Once the deal is consummated, Lucid could be worth far more.

How so? Before the deal was announced, Lucid was valued at $92 billion based on 1.6 billion shares that will be outstanding after the merger closes in the second quarter of 2021.

Sadly, after shares plunged 38% in pre-market trading, Lucid’s value is a mere $57 billion. That’s “more than 10 times the market capitalization of EV start-up Fisker,” according to Barron’s, but pretty pricey for a company with no revenue.

What could possibly justify such a high price? Lucid’s financial projections are exhibit A in this argument — but are they realistic?

If Lucid is targeting a large enough market opportunity and can make, sell, and service enough vehicles to customers eager to buy — due to its superior customer value proposition — then the forecasts become more achievable.

Large Market Opportunity

Lucid is aiming at the luxury car market which is huge and growing.

According to its investor presentation, revenues will grow at a 5% compound annual rate from $496 billion in 2018 to $742 billion in 2026. Lucid argues that government pressure for electric vehicles and consumer demand for them led the EV market to penetrate 5% of 2020 new car sales.

Compelling Customer Value Proposition

Lucid says that it can take a piece of this market by offering customers a compelling value proposition. Its investor presentation breaks this down into three key pieces:

  • Emotionally powerful branding. Lucid positions itself as a post-luxury brand that aligns with the values of its target buyers including “well being, refinement, experience, and sustainability”
  • Appealing product features. Lucid’s glossy photographs of its first product — the $169,500 1,080 horsepower Air — highlight its “spacious, luxurious interior and “compact, efficient exterior.” The Air’s battery efficiency of over 4.5 miles per kilowatt hour and 517 mile vehicle range top the Tesla S’s — below 4.0 and 412 — respectively. After Lucid announced the price of its sedan, Elon Musk lowered the price of its Model S — tweeting “The gauntlet has been thrown down!”
  • Scaling up manufacturing. Lucid says its Casa Grande, Ariz. manufacturing plant can now make up to 34,000 units/year and will scale to up to 90,000 units a year in Phase II and 365,00 units per year at full capacity.

Lucid also describes its executive team, patents, showroom and service center plans, new models it will introduce over time, and other sources of potential revenue — such as using its batteries to power homes and utilities — in its investor presentation.

Rapid Revenue Growth

Lucid expects to achieve rapid revenue growth.

It will begin selling significant numbers of vehicles next year. More specifically, Lucid expects to be able to make and sell 20,000 cars in 2022, 49,000 in 2023, and as many as 500,000 cars a year (including the Air, the Gravity SUV, and future models) by 2030, according to Bloomberg.

Revenues will ramp from $97 million in 2021 to nearly $23.8 billion in 2026 — a 198% compound annual growth rate.

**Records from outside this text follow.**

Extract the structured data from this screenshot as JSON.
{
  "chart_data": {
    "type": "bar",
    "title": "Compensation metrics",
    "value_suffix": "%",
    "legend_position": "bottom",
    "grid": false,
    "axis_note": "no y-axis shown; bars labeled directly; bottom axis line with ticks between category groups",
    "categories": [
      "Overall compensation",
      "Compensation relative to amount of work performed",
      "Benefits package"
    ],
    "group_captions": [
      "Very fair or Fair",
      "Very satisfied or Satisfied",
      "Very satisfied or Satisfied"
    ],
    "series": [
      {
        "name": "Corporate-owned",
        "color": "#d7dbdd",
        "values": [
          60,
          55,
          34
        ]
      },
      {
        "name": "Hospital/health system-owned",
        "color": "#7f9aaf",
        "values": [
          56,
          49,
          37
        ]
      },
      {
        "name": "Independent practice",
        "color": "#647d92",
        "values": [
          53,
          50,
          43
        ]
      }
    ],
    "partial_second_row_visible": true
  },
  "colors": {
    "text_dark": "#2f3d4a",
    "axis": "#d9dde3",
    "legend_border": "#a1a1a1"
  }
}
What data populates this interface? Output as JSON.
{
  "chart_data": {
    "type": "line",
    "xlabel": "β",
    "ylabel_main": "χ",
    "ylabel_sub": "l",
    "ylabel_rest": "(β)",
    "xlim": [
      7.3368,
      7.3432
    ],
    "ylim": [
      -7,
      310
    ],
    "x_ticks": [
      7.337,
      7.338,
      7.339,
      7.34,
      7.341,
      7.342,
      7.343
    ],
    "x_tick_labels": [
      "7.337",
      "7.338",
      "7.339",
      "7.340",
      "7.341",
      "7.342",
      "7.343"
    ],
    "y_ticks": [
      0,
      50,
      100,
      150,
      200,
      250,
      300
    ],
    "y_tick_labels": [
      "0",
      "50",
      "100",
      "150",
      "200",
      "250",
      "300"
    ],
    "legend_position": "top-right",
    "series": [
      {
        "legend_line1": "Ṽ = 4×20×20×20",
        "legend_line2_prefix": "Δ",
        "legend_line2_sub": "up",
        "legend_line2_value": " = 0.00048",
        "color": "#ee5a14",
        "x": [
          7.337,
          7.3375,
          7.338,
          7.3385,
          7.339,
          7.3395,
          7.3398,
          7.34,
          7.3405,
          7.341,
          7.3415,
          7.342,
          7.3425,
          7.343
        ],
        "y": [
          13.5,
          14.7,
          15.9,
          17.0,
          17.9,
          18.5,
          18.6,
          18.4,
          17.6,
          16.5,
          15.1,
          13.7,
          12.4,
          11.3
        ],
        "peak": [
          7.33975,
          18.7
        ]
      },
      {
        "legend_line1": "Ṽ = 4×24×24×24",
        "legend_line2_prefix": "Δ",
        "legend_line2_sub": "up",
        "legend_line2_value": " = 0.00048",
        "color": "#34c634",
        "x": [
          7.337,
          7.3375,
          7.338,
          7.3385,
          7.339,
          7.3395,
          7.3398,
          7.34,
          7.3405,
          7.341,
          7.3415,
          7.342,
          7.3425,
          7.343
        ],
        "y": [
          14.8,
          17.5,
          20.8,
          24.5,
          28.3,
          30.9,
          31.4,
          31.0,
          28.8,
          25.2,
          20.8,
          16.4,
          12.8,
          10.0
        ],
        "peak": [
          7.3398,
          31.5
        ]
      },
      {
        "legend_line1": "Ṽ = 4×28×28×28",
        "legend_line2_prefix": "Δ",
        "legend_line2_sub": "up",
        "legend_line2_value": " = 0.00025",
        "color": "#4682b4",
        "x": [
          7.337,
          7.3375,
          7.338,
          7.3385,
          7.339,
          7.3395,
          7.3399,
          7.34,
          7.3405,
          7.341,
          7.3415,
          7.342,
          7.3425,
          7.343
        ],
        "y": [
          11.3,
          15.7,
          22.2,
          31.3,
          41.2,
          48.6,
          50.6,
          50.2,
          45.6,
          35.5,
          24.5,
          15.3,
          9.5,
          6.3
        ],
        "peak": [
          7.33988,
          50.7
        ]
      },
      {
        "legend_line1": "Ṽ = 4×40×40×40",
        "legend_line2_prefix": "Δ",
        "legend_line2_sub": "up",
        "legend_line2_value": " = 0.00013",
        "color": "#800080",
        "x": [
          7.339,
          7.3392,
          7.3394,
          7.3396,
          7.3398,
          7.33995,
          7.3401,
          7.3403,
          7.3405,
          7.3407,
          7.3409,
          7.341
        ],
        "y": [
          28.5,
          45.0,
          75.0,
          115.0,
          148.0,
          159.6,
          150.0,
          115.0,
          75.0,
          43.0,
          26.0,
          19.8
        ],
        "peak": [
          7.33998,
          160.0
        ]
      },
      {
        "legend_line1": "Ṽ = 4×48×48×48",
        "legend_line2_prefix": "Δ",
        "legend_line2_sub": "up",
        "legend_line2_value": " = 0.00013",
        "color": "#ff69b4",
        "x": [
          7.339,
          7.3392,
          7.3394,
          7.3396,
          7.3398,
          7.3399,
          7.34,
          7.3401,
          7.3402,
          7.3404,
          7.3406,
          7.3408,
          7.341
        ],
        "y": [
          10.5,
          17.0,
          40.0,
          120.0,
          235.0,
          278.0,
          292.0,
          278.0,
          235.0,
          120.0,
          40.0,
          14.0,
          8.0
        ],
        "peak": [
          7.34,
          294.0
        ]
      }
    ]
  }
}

Meanwhile, Lucid expects to generate positive earnings before interest and taxes (EBIT) in 2025. Its forecast envisions negative EBIT of about $1.5 billion diminishing steadily until Lucid generates EBIT of $637 million in 2025 and nearly $1.8 billion in 2026.

Lucid Chief Executive Officer Peter Rawlinson told Bloomberg, “I see the SPAC as just a tool, another lever to pull on, where we can accelerate our trajectory. This is a technology race. Tesla gets this. It’s why they are so valuable and Lucid also has the technology.”

Can Lucid turn these dreams into reality? If you want to go along for this potentially bumpy high speed race, CCIV stock’s 38% drop is offering an entry point.